During the summer 2005, Nalis was transferred to Sheffield United but after losing his place in the side early in the season, he went on loan with Coventry City before moving to Plymouth Argyle in January 2006. Nalis was voted the fans player of the year for the 2006–07 season and signed a one-year extension to his contract.

It was announced in April 2008 that Nalis would be released by Plymouth Argyle when his contract expired in June.

On 31 July 2008, Nalis signed for Swindon following a brief trial.
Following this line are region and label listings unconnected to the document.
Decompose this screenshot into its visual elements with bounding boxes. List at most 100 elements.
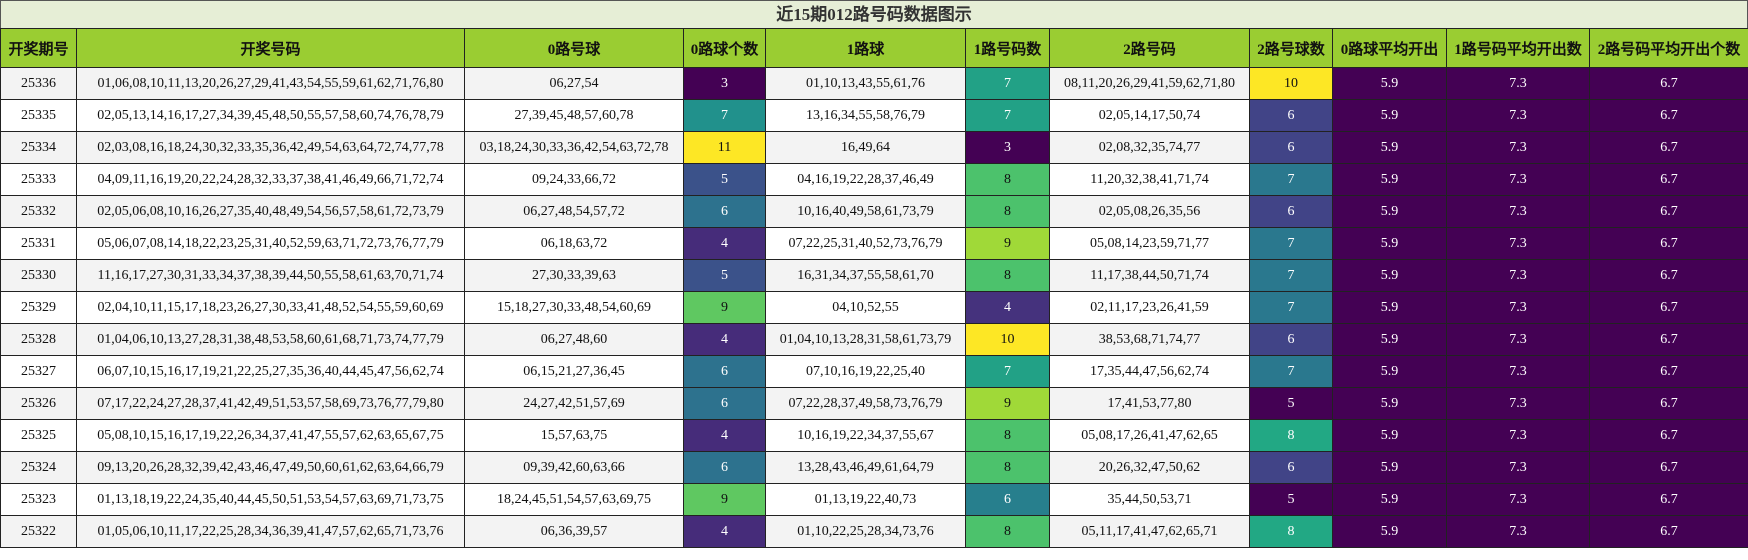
heat-cell: 5 [683,163,766,196]
cell: 08,11,20,26,29,41,59,62,71,80 [1049,67,1250,100]
heat-cell: 6.7 [1589,99,1748,132]
cell: 16,31,34,37,55,58,61,70 [765,259,966,292]
heat-cell: 3 [683,67,766,100]
heat-cell: 5.9 [1332,291,1447,324]
heat-cell: 7 [1249,163,1333,196]
heat-cell: 6.7 [1589,387,1748,420]
cell: 09,39,42,60,63,66 [464,451,684,484]
table-row: 25322 01,05,06,10,11,17,22,25,28,34,36,39… [0,515,1748,548]
cell: 06,27,54 [464,67,684,100]
table-row: 25323 01,13,18,19,22,24,35,40,44,45,50,51… [0,483,1748,516]
heat-cell: 5.9 [1332,99,1447,132]
heat-cell: 5.9 [1332,515,1447,548]
heat-cell: 6 [1249,195,1333,228]
cell: 02,03,08,16,18,24,30,32,33,35,36,42,49,5… [76,131,465,164]
column-header: 1路号码数 [965,28,1050,68]
cell: 25322 [0,515,77,548]
table-row: 25333 04,09,11,16,19,20,22,24,28,32,33,37… [0,163,1748,196]
cell: 02,05,08,26,35,56 [1049,195,1250,228]
cell: 09,13,20,26,28,32,39,42,43,46,47,49,50,6… [76,451,465,484]
cell: 05,06,07,08,14,18,22,23,25,31,40,52,59,6… [76,227,465,260]
heat-cell: 7.3 [1446,419,1590,452]
heat-cell: 5.9 [1332,451,1447,484]
heat-cell: 7.3 [1446,67,1590,100]
cell: 01,10,13,43,55,61,76 [765,67,966,100]
heat-cell: 5.9 [1332,67,1447,100]
table-row: 25332 02,05,06,08,10,16,26,27,35,40,48,49… [0,195,1748,228]
heat-cell: 7 [1249,355,1333,388]
table-row: 25327 06,07,10,15,16,17,19,21,22,25,27,35… [0,355,1748,388]
cell: 17,35,44,47,56,62,74 [1049,355,1250,388]
heat-cell: 7.3 [1446,259,1590,292]
heat-cell: 4 [683,515,766,548]
cell: 04,16,19,22,28,37,46,49 [765,163,966,196]
cell: 25327 [0,355,77,388]
heat-cell: 9 [683,291,766,324]
cell: 25325 [0,419,77,452]
heat-cell: 6.7 [1589,355,1748,388]
column-header: 2路号码 [1049,28,1250,68]
heat-cell: 5.9 [1332,163,1447,196]
cell: 25332 [0,195,77,228]
heat-cell: 8 [1249,515,1333,548]
table-row: 25326 07,17,22,24,27,28,37,41,42,49,51,53… [0,387,1748,420]
cell: 35,44,50,53,71 [1049,483,1250,516]
heat-cell: 5 [1249,387,1333,420]
column-header: 开奖期号 [0,28,77,68]
heat-cell: 6 [683,451,766,484]
cell: 16,49,64 [765,131,966,164]
column-header: 开奖号码 [76,28,465,68]
cell: 01,10,22,25,28,34,73,76 [765,515,966,548]
cell: 01,13,18,19,22,24,35,40,44,45,50,51,53,5… [76,483,465,516]
heat-cell: 7 [1249,259,1333,292]
column-header: 2路号码平均开出个数 [1589,28,1748,68]
heat-cell: 5.9 [1332,323,1447,356]
cell: 05,08,10,15,16,17,19,22,26,34,37,41,47,5… [76,419,465,452]
column-header: 0路号球 [464,28,684,68]
heat-cell: 6.7 [1589,227,1748,260]
heat-cell: 11 [683,131,766,164]
heat-cell: 7 [683,99,766,132]
cell: 01,13,19,22,40,73 [765,483,966,516]
cell: 13,28,43,46,49,61,64,79 [765,451,966,484]
column-header: 1路号码平均开出数 [1446,28,1590,68]
cell: 02,11,17,23,26,41,59 [1049,291,1250,324]
heat-cell: 8 [965,451,1050,484]
heat-cell: 8 [965,163,1050,196]
heat-cell: 8 [965,195,1050,228]
heat-cell: 7.3 [1446,227,1590,260]
heat-cell: 4 [965,291,1050,324]
heat-cell: 8 [965,419,1050,452]
heat-cell: 6.7 [1589,131,1748,164]
heat-cell: 5 [1249,483,1333,516]
table-row: 25334 02,03,08,16,18,24,30,32,33,35,36,42… [0,131,1748,164]
cell: 25328 [0,323,77,356]
table-row: 25335 02,05,13,14,16,17,27,34,39,45,48,50… [0,99,1748,132]
cell: 02,08,32,35,74,77 [1049,131,1250,164]
heat-cell: 5.9 [1332,227,1447,260]
cell: 11,16,17,27,30,31,33,34,37,38,39,44,50,5… [76,259,465,292]
heat-cell: 5.9 [1332,131,1447,164]
table-row: 25325 05,08,10,15,16,17,19,22,26,34,37,41… [0,419,1748,452]
header-row: 开奖期号 开奖号码 0路号球 0路球个数 1路球 1路号码数 2路号码 2路号球数 0路球平均开… [0,28,1748,68]
heat-cell: 4 [683,227,766,260]
cell: 25336 [0,67,77,100]
heat-cell: 6 [683,355,766,388]
heat-cell: 7.3 [1446,163,1590,196]
heat-cell: 5.9 [1332,355,1447,388]
heat-cell: 6 [1249,451,1333,484]
heat-cell: 7 [965,67,1050,100]
heat-cell: 7.3 [1446,515,1590,548]
cell: 05,08,17,26,41,47,62,65 [1049,419,1250,452]
table-row: 25330 11,16,17,27,30,31,33,34,37,38,39,44… [0,259,1748,292]
heat-cell: 7 [1249,291,1333,324]
heat-cell: 5.9 [1332,387,1447,420]
cell: 18,24,45,51,54,57,63,69,75 [464,483,684,516]
heat-cell: 6.7 [1589,515,1748,548]
cell: 15,57,63,75 [464,419,684,452]
heat-cell: 8 [965,515,1050,548]
heat-cell: 5.9 [1332,483,1447,516]
heat-cell: 7.3 [1446,99,1590,132]
heat-cell: 6.7 [1589,195,1748,228]
heat-cell: 6 [965,483,1050,516]
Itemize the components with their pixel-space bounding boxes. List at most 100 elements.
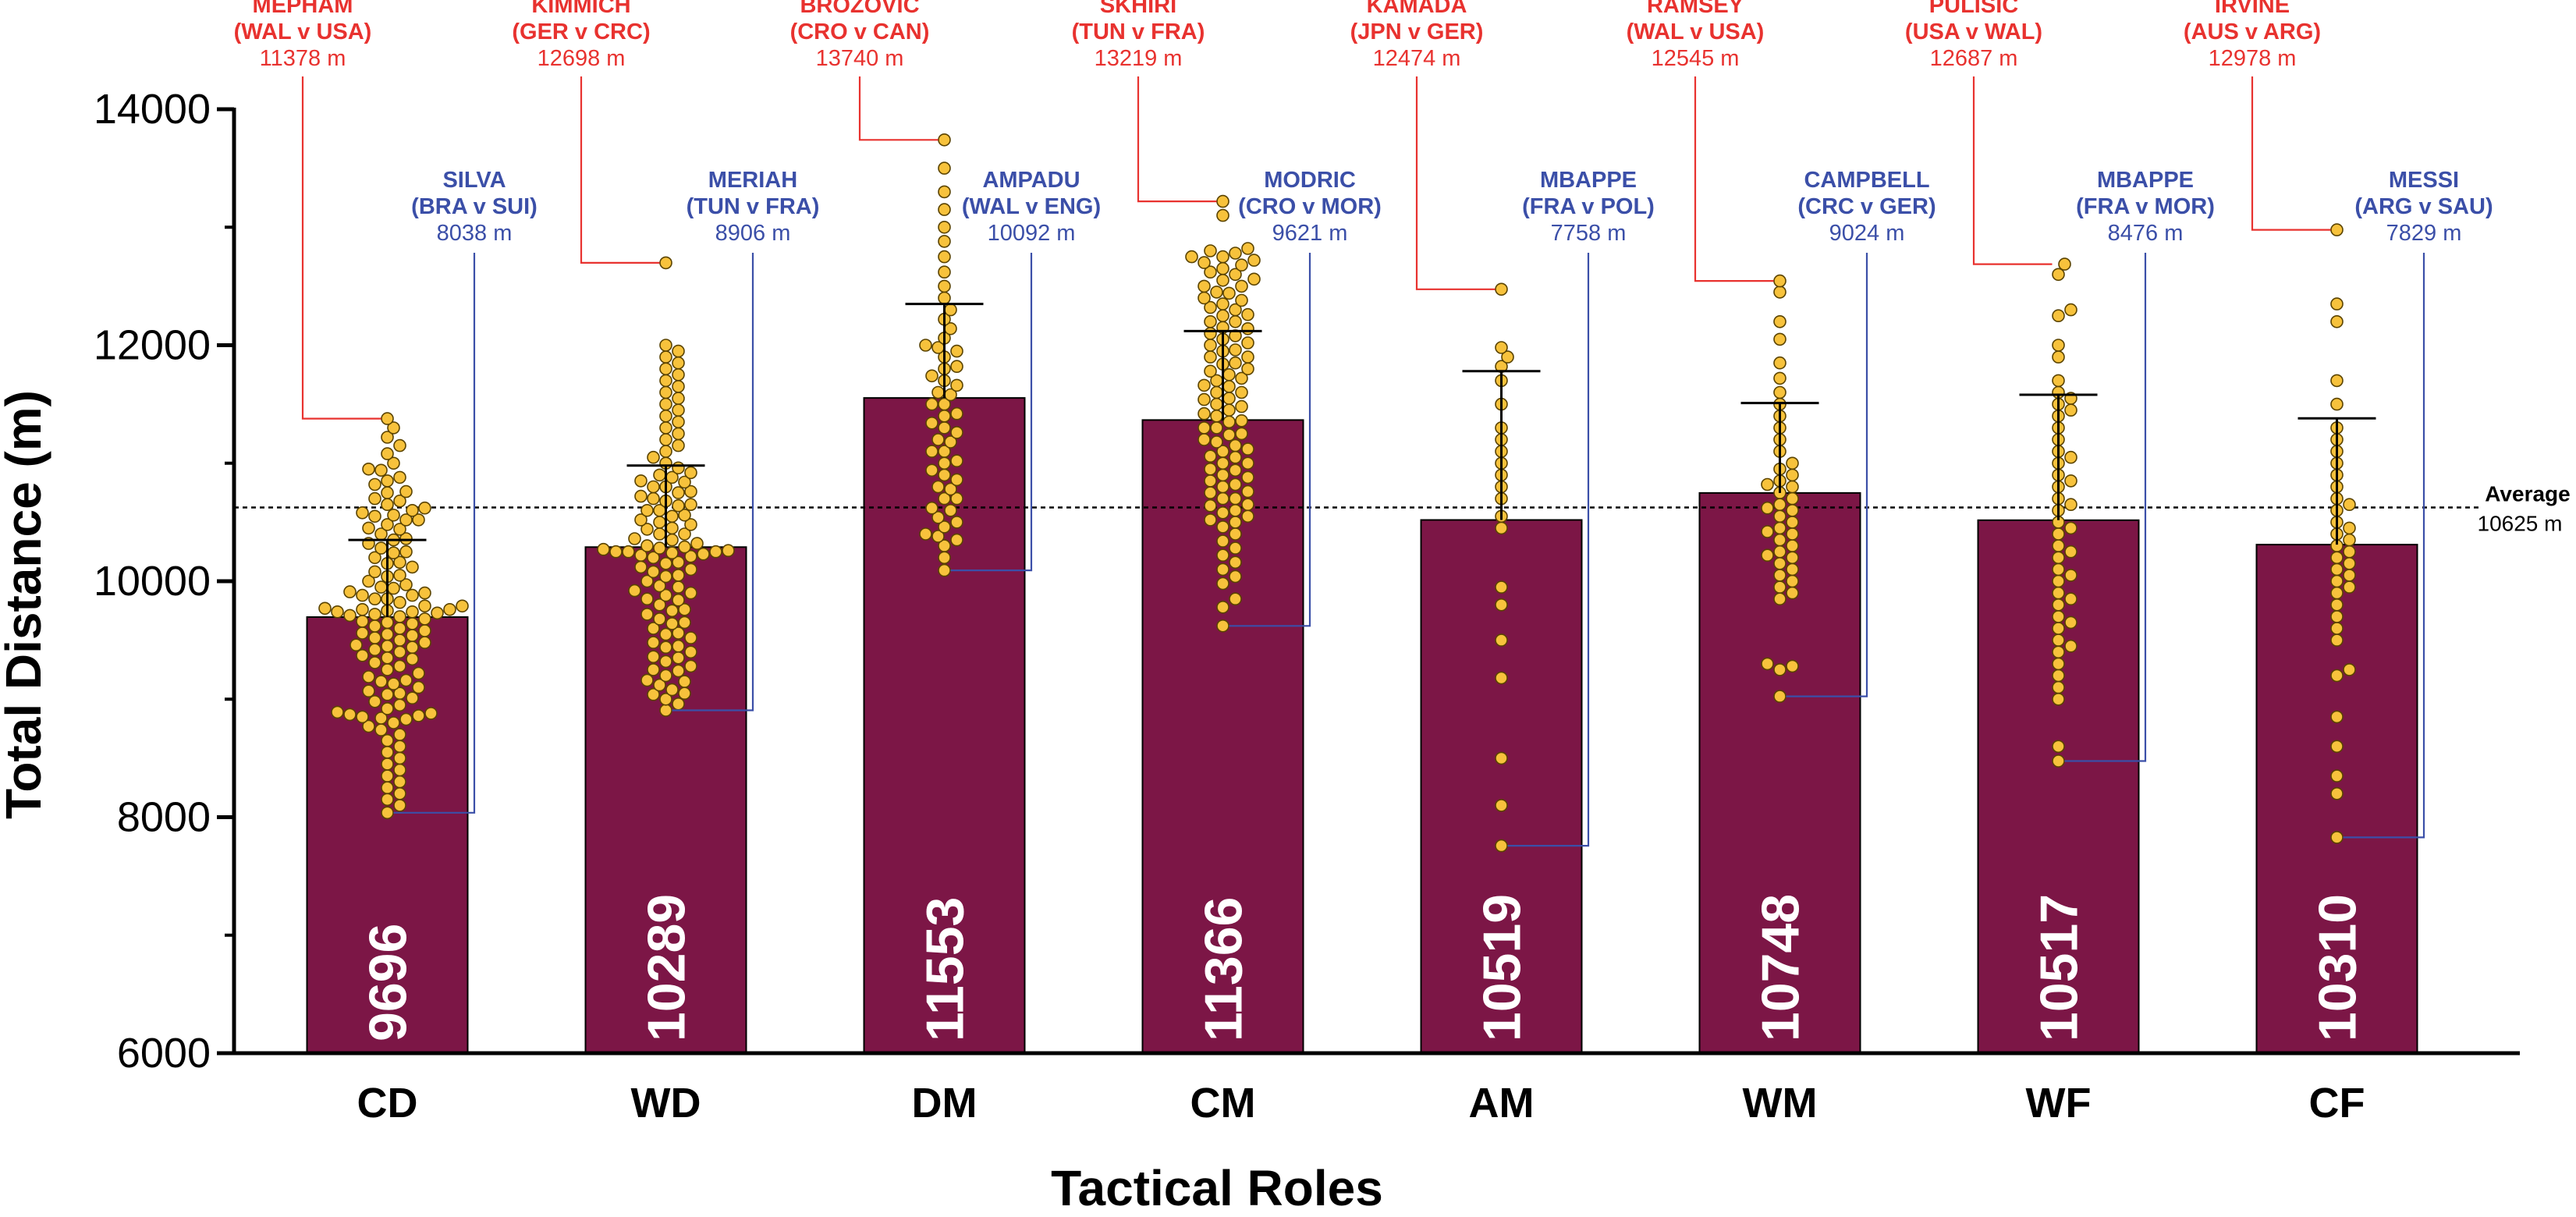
data-point-cm — [1229, 314, 1242, 328]
data-point-cm — [1241, 242, 1254, 255]
data-point-dm — [925, 416, 939, 430]
min-player-name-cd: SILVA — [442, 168, 506, 193]
data-point-dm — [925, 369, 939, 383]
data-point-wd — [684, 484, 697, 499]
data-point-dm — [931, 530, 945, 543]
data-point-cd — [368, 477, 381, 491]
data-point-wf — [2064, 592, 2077, 606]
data-point-cd — [381, 616, 394, 630]
data-point-wd — [684, 645, 697, 659]
data-point-dm — [938, 133, 951, 147]
y-tick-label: 6000 — [117, 1030, 211, 1077]
data-point-wf — [2052, 551, 2065, 565]
min-player-name-am: MBAPPE — [1540, 168, 1637, 193]
bar-value-label-cm: 11366 — [1194, 897, 1254, 1041]
data-point-cd — [368, 619, 381, 633]
data-point-wd — [659, 556, 672, 570]
data-point-cm — [1241, 307, 1254, 321]
data-point-cm — [1198, 256, 1211, 269]
max-player-value-cd: 11378 m — [260, 46, 346, 71]
data-point-cd — [406, 691, 419, 705]
data-point-wm — [1786, 659, 1799, 673]
max-player-name-cd: MEPHAM — [253, 0, 353, 18]
data-point-cm — [1210, 435, 1223, 449]
data-point-cm — [1229, 247, 1242, 260]
data-point-cd — [393, 470, 406, 484]
max-player-match-cm: (TUN v FRA) — [1072, 20, 1205, 44]
data-point-cd — [381, 498, 394, 512]
data-point-cf — [2343, 521, 2356, 535]
data-point-am — [1495, 598, 1508, 612]
data-point-cf — [2343, 569, 2356, 582]
data-point-wf — [2052, 574, 2065, 588]
data-point-cm — [1229, 450, 1242, 464]
data-point-cm — [1204, 265, 1217, 279]
data-point-dm — [944, 303, 957, 317]
data-point-wd — [647, 636, 660, 649]
max-player-name-cm: SKHIRI — [1100, 0, 1176, 18]
data-point-dm — [931, 385, 945, 399]
data-point-am — [1495, 633, 1508, 647]
data-point-cd — [331, 605, 344, 619]
data-point-cd — [381, 431, 394, 444]
data-point-wd — [678, 475, 691, 489]
data-point-dm — [931, 510, 945, 524]
data-point-cd — [343, 585, 357, 598]
data-point-cd — [387, 581, 400, 595]
data-point-wf — [2064, 403, 2077, 417]
data-point-cd — [356, 648, 369, 662]
bar-value-label-dm: 11553 — [916, 897, 975, 1041]
data-point-cm — [1210, 286, 1223, 299]
x-tick-label-wm: WM — [1743, 1080, 1818, 1127]
data-point-wd — [672, 697, 685, 711]
min-player-match-am: (FRA v POL) — [1522, 194, 1655, 219]
data-point-cd — [368, 565, 381, 579]
data-point-cd — [406, 652, 419, 666]
data-point-cd — [368, 643, 381, 657]
data-point-cf — [2330, 297, 2344, 310]
data-point-wd — [665, 521, 679, 535]
data-point-wd — [647, 491, 660, 506]
data-point-wm — [1761, 477, 1774, 491]
data-point-cm — [1235, 371, 1248, 385]
data-point-cm — [1241, 442, 1254, 456]
data-point-wd — [672, 367, 685, 381]
max-player-match-wd: (GER v CRC) — [512, 20, 650, 44]
max-player-value-am: 12474 m — [1373, 46, 1461, 71]
data-point-wd — [665, 617, 679, 630]
data-point-wd — [634, 560, 648, 574]
data-point-cd — [393, 523, 406, 536]
data-point-wd — [647, 687, 660, 701]
data-point-cm — [1198, 291, 1211, 305]
data-point-wf — [2052, 754, 2065, 768]
data-point-wm — [1773, 592, 1787, 606]
data-point-wd — [659, 409, 672, 423]
data-point-wf — [2052, 309, 2065, 323]
data-point-cm — [1204, 339, 1217, 352]
data-point-cm — [1204, 314, 1217, 328]
y-tick-label: 8000 — [117, 794, 211, 841]
data-point-cm — [1216, 480, 1229, 494]
min-leader-line-am — [1507, 253, 1590, 847]
max-player-match-wf: (USA v WAL) — [1905, 20, 2042, 44]
data-point-wd — [653, 579, 666, 593]
data-point-cf — [2343, 545, 2356, 559]
min-player-match-cm: (CRO v MOR) — [1238, 194, 1382, 219]
y-tick-label: 12000 — [94, 322, 211, 369]
data-point-cm — [1235, 279, 1248, 293]
data-point-cd — [381, 793, 394, 807]
data-point-wf — [2052, 669, 2065, 683]
data-point-wd — [647, 480, 660, 494]
data-point-wd — [659, 397, 672, 411]
bar-value-label-cd: 9696 — [359, 924, 418, 1041]
max-player-name-wd: KIMMICH — [531, 0, 630, 18]
data-point-wf — [2052, 610, 2065, 623]
x-tick-label-cd: CD — [357, 1080, 418, 1127]
max-player-match-wm: (WAL v USA) — [1627, 20, 1765, 44]
max-player-match-dm: (CRO v CAN) — [790, 20, 930, 44]
data-point-dm — [950, 344, 963, 358]
data-point-wf — [2064, 545, 2077, 559]
data-point-wf — [2052, 268, 2065, 282]
data-point-wd — [634, 548, 648, 562]
data-point-cd — [393, 687, 406, 701]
After his final season in England, Nalis returned to France, by signing for the Corsica-based side of CA Bastia.

==Coaching career==
After retiring at the end of the 2009–10 season, Nalis was appointed assistant manager of CA Bastia. He worked for the club until the summer 2014, where he was appointed assistant manager of Laval. He was at the club for two and a half years, before joining Le Havre, also as an assistant manager.

On 10 July 2019, Bastia announced that Nalis had returned to the club as a technical advisor for the club's academy.

On 9 May 2020, it was announced that Nalis would be joining Lens as one of the assistants to Franck Haise.